WASHINGTON – President Joe Biden on Thursday signed legislation to curtail a dramatic rise in hate crimes against Asian Americans and Pacific Islanders and expressed pride that lawmakers who seem to agree on little else came together against hate and racism.
Biden lavished praise on Democrats and Republicans for approving the bill by lopsided margins and sending it to the White House for his signature. Several dozen lawmakers attended the bill signing ceremony, one of the largest groups to visit the Biden White House during the pandemic.
The House approved the bill 364-62 this week, following the Senate's 94-1 vote in April.
Biden, who stressed his wish to help unite the country as he campaigned for office, said during the East Room event that fighting hate and racism should bring people together.

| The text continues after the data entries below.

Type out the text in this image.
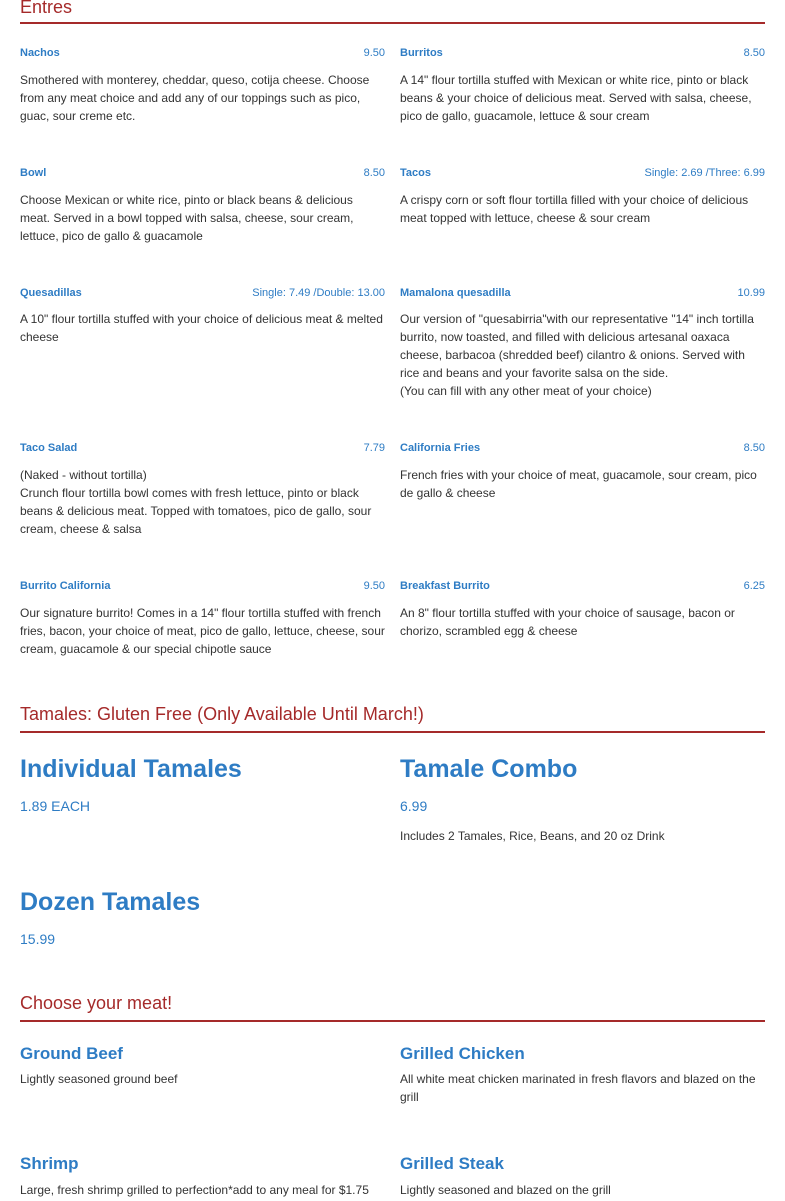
Entres
Nachos	9.50
Smothered with monterey, cheddar, queso, cotija cheese. Choose from any meat choice and add any of our toppings such as pico, guac, sour creme etc.
Burritos	8.50
A 14" flour tortilla stuffed with Mexican or white rice, pinto or black beans & your choice of delicious meat. Served with salsa, cheese, pico de gallo, guacamole, lettuce & sour cream
Bowl	8.50
Choose Mexican or white rice, pinto or black beans & delicious meat. Served in a bowl topped with salsa, cheese, sour cream, lettuce, pico de gallo & guacamole
Tacos	Single: 2.69 /Three: 6.99
A crispy corn or soft flour tortilla filled with your choice of delicious meat topped with lettuce, cheese & sour cream
Quesadillas	Single: 7.49 /Double: 13.00
A 10" flour tortilla stuffed with your choice of delicious meat & melted cheese
Mamalona quesadilla	10.99
Our version of "quesabirria"with our representative "14" inch tortilla burrito, now toasted, and filled with delicious artesanal oaxaca cheese, barbacoa (shredded beef) cilantro & onions. Served with rice and beans and your favorite salsa on the side.
(You can fill with any other meat of your choice)
Taco Salad	7.79
(Naked - without tortilla)
Crunch flour tortilla bowl comes with fresh lettuce, pinto or black beans & delicious meat. Topped with tomatoes, pico de gallo, sour cream, cheese & salsa
California Fries	8.50
French fries with your choice of meat, guacamole, sour cream, pico de gallo & cheese
Burrito California	9.50
Our signature burrito! Comes in a 14" flour tortilla stuffed with french fries, bacon, your choice of meat, pico de gallo, lettuce, cheese, sour cream, guacamole & our special chipotle sauce
Breakfast Burrito	6.25
An 8" flour tortilla stuffed with your choice of sausage, bacon or chorizo, scrambled egg & cheese
Tamales: Gluten Free (Only Available Until March!)
Individual Tamales
1.89 EACH
Tamale Combo
6.99
Includes 2 Tamales, Rice, Beans, and 20 oz Drink
Dozen Tamales
15.99
Choose your meat!
Ground Beef
Lightly seasoned ground beef
Grilled Chicken
All white meat chicken marinated in fresh flavors and blazed on the grill
Shrimp
Large, fresh shrimp grilled to perfection*add to any meal for $1.75
Grilled Steak
Lightly seasoned and blazed on the grill
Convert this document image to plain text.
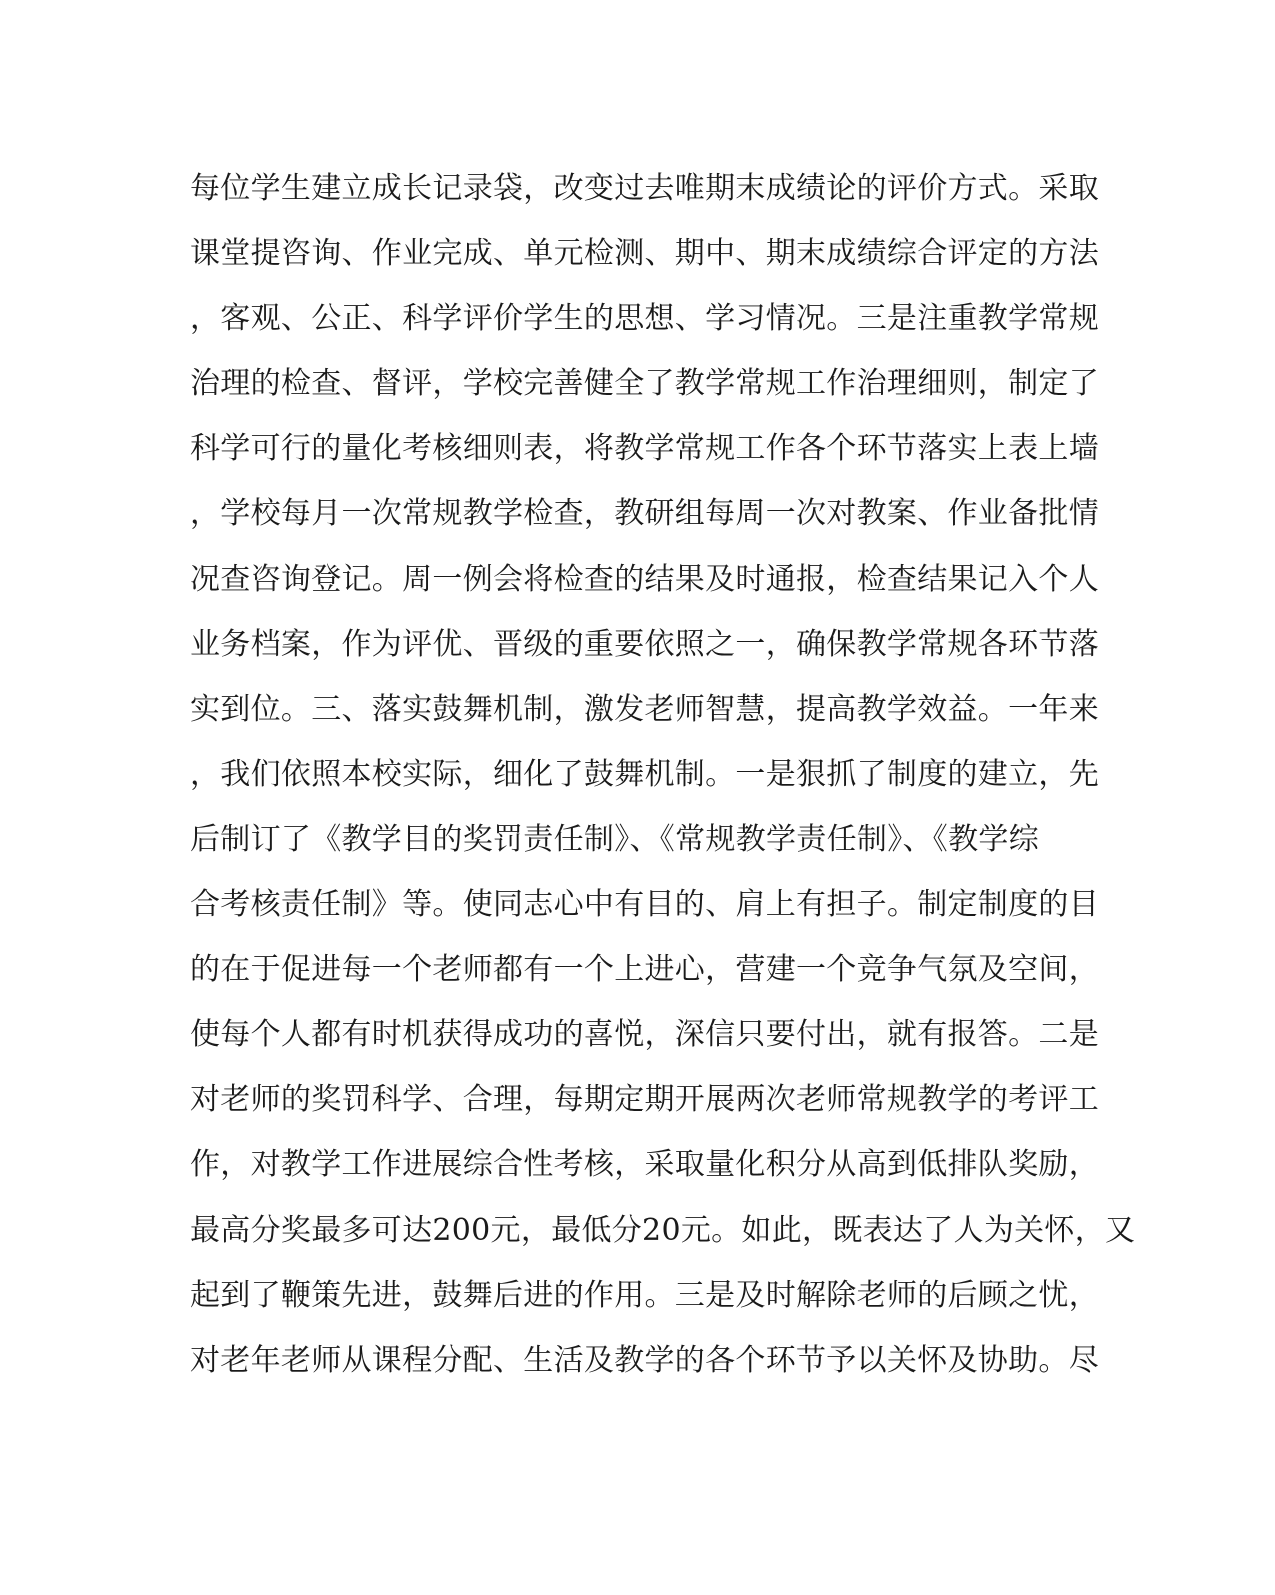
每位学生建立成长记录袋，改变过去唯期末成绩论的评价方式。采取
课堂提咨询、作业完成、单元检测、期中、期末成绩综合评定的方法
，客观、公正、科学评价学生的思想、学习情况。三是注重教学常规
治理的检查、督评，学校完善健全了教学常规工作治理细则，制定了
科学可行的量化考核细则表，将教学常规工作各个环节落实上表上墙
，学校每月一次常规教学检查，教研组每周一次对教案、作业备批情
况查咨询登记。周一例会将检查的结果及时通报，检查结果记入个人
业务档案，作为评优、晋级的重要依照之一，确保教学常规各环节落
实到位。三、落实鼓舞机制，激发老师智慧，提高教学效益。一年来
，我们依照本校实际，细化了鼓舞机制。一是狠抓了制度的建立，先
后制订了《教学目的奖罚责任制》、《常规教学责任制》、《教学综
合考核责任制》等。使同志心中有目的、肩上有担子。制定制度的目
的在于促进每一个老师都有一个上进心，营建一个竞争气氛及空间，
使每个人都有时机获得成功的喜悦，深信只要付出，就有报答。二是
对老师的奖罚科学、合理，每期定期开展两次老师常规教学的考评工
作，对教学工作进展综合性考核，采取量化积分从高到低排队奖励，
最高分奖最多可达200元，最低分20元。如此，既表达了人为关怀，又
起到了鞭策先进，鼓舞后进的作用。三是及时解除老师的后顾之忧，
对老年老师从课程分配、生活及教学的各个环节予以关怀及协助。尽
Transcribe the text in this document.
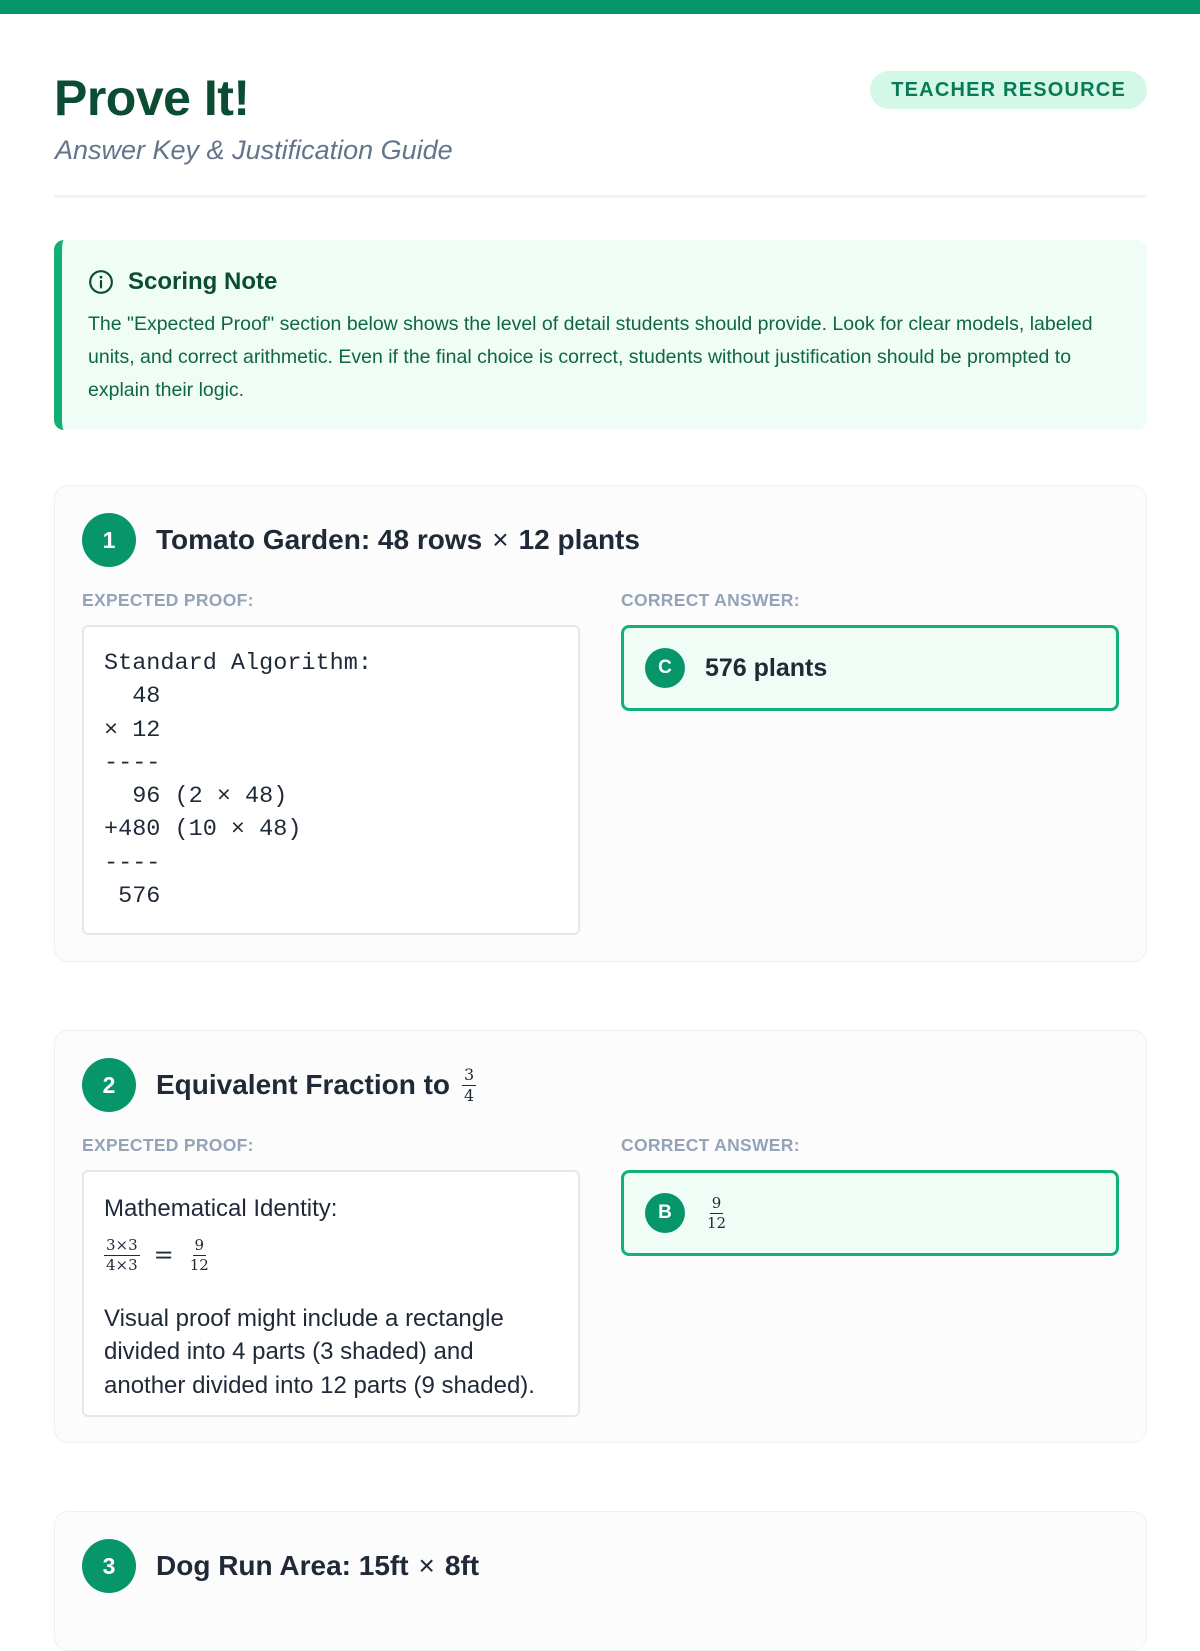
Prove It!
Answer Key & Justification Guide
TEACHER RESOURCE
Scoring Note
The "Expected Proof" section below shows the level of detail students should provide. Look for clear models, labeled units, and correct arithmetic. Even if the final choice is correct, students without justification should be prompted to explain their logic.
1	Tomato Garden: 48 rows × 12 plants
EXPECTED PROOF:	CORRECT ANSWER:
Standard Algorithm:
48
× 12
----
96 (2 × 48)
+480 (10 × 48)
----
576
C	576 plants
2	Equivalent Fraction to $\frac{3}{4}$
EXPECTED PROOF:	CORRECT ANSWER:
Mathematical Identity:
$\frac{3\times 3}{4\times 3} = \frac{9}{12}$
Visual proof might include a rectangle divided into 4 parts (3 shaded) and another divided into 12 parts (9 shaded).
B	$\frac{9}{12}$
3	Dog Run Area: 15ft × 8ft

“I'm proud today of the United States,” he said.
The new law will expedite Justice Department reviews of hate crimes by putting an official in charge of the effort. Federal grants will be available to help local law enforcement agencies improve their investigation, identification and reporting of bias-driven incidents, which often go underreported.
Some activists opposed the legislation's reliance on law enforcement.
Biden and Vice President Kamala Harris, who is Black and Indian, discussed reports of stabbings, shootings and other attacks against Asian American and Pacific Islander individuals and their businesses since the start of the pandemic a little over a year ago.
Harris said such incidents had increased six-fold during that time.
She said that while the new law brings the U.S. closer to stopping hate, “the work to address injustice, wherever it exists, remains the work ahead.”
The AAPI Victory Alliance, a policy and advocacy organization for Asian Americans and Pacific Islanders, complimented Biden for quickly signing the bill. But executive director Varun Nikore said the law is “only one piece in the long fight” for equity and opportunity for communities of color.
Nikore said Asian Americans and Pacific Islanders will use the “electoral prowess” they demonstrated last year to elect leaders who will advocate for their community.
“Ending Asian hate should never be a partisan issue,” he said.
The bill-signing scene at the White House was reminiscent of pre-pandemic times, and the bill itself marked a fleeting moment of bipartisanship in a Congress that has struggled all year to overcome partisan gridlock over issues ranging from COVID-19 aid to the definition of “infrastructure.”
House Speaker Nancy Pelosi, D-Calif., and more than 60 guests from Congress, the Justice Department, and advocacy groups, along with White House aides, mingled freely and barefaced due to new public health guidance that people fully vaccinated against COVID-19 can stop wearing face masks while indoors with other fully vaccinated people.
Maine Sen. Susan Collins was the only Republican lawmaker seen in the audience.
At the end of the program, Harris and lawmakers who led the effort to get the bill passed surrounded Biden as he sat at a desk and signed it into law.